8.4 kW + 5.0 kW = 13.4 kW
So you can treat the units as a single 13.4 kW range. Check the column C again, this time for a single range. You'll find a value of 8 kW. But wait... The column header says "(Not over 12 kW Rating)". Your range is 13.4 kW. That's bigger than 12 kW. Now you'll have to check note 1
- Over 12 kW through 27 kW ranges all of same rating. For ranges individually rated more than 12 kW but not more than 27 kW, the maximum
demand in Column C shall be increased 5 percent for each additional kilowatt of rating or major fraction thereof by which the rating of individual
ranges exceeds 12 kW.
That's easy enough.
13.4 kW - 8 kW = 5.4 kW
Since .4 is not a "major fraction", you can just use 5 kW. So you'll have to add 5% 5 times.
5% * 5 = 0.25
8000 W * 0.25 = 2000 W
8000 W + 2000 W = 10,000 W
That means you'll have to use 10 kW as your demand.

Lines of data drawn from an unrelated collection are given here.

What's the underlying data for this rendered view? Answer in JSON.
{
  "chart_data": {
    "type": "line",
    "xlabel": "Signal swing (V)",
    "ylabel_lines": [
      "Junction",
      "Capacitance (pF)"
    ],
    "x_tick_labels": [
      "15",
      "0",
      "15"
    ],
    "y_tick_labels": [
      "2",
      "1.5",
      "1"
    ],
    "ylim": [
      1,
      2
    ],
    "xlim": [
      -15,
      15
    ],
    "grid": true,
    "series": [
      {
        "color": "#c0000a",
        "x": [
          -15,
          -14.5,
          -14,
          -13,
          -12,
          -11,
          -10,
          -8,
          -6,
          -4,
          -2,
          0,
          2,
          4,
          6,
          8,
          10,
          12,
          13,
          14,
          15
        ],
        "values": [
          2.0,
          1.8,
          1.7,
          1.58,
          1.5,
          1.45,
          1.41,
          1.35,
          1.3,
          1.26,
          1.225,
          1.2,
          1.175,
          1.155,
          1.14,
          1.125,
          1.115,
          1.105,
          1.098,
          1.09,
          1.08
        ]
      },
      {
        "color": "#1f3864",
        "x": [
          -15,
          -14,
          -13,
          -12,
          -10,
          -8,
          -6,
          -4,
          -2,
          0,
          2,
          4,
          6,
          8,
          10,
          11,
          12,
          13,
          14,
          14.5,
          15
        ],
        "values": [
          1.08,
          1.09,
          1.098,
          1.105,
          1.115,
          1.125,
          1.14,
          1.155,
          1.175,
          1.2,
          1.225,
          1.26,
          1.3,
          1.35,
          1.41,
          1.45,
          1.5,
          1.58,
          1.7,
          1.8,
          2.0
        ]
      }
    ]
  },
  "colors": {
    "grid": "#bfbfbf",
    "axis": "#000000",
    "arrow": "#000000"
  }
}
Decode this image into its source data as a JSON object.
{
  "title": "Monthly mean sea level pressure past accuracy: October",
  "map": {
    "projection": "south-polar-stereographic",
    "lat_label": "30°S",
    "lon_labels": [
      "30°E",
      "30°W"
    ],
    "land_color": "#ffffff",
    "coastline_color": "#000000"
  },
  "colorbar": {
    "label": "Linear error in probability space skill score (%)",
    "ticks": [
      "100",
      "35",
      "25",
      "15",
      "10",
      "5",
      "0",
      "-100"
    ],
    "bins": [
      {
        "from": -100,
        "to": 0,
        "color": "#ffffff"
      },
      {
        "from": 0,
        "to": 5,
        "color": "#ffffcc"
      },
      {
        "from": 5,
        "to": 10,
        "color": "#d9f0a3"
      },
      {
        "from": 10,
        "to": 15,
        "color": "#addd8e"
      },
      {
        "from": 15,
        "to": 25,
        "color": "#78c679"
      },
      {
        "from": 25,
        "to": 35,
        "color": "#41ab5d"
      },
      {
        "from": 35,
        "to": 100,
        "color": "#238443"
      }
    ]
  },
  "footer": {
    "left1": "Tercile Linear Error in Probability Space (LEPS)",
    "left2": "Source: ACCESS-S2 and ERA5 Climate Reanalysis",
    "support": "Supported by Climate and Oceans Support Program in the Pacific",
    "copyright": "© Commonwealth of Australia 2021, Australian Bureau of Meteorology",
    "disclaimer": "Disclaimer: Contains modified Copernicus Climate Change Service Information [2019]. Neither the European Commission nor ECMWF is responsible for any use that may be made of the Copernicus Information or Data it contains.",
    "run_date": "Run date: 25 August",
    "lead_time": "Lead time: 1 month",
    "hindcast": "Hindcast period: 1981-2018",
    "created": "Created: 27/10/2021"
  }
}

10,000 W / 240 V = 41.666 A
Which means you can use a 50 ampere breaker, and appropriately size wire.
Best Answer
You can keep the existing wiring and breaker
Range loads are computed from their wattage, based on the rules in NEC's Table 220.55. In particular, since 422.10(A) paragraph 4 explicitly permits range loads to be sized as per Table 220.55:
we can then apply the logic from Note 4 to Table 220.55 to our situation:
In our case, given that we have a 6.4kW, 240V cooktop, we treat this as the branch-circuit size, without derating, giving us something in the 27A range. As a result, since we're below the 8.75kW threshold set by NEC 210.19(A)(3), we can use that as our branch circuit load, giving us a 30A branch circuit and breaker with 10AWG wire. Since it's a 220-240V appliance and not a 110/220 or 120/240V one, we also know that it has no use for a neutral, which means that's not a concern when wiring this, either. In your case, since you are dealing with a conduit run for the existing branch circuit, the new cooktop needs to be wired the same way the old one was: black to black, red to red, and green to the box, with the white wire in the box left capped off as it is right now.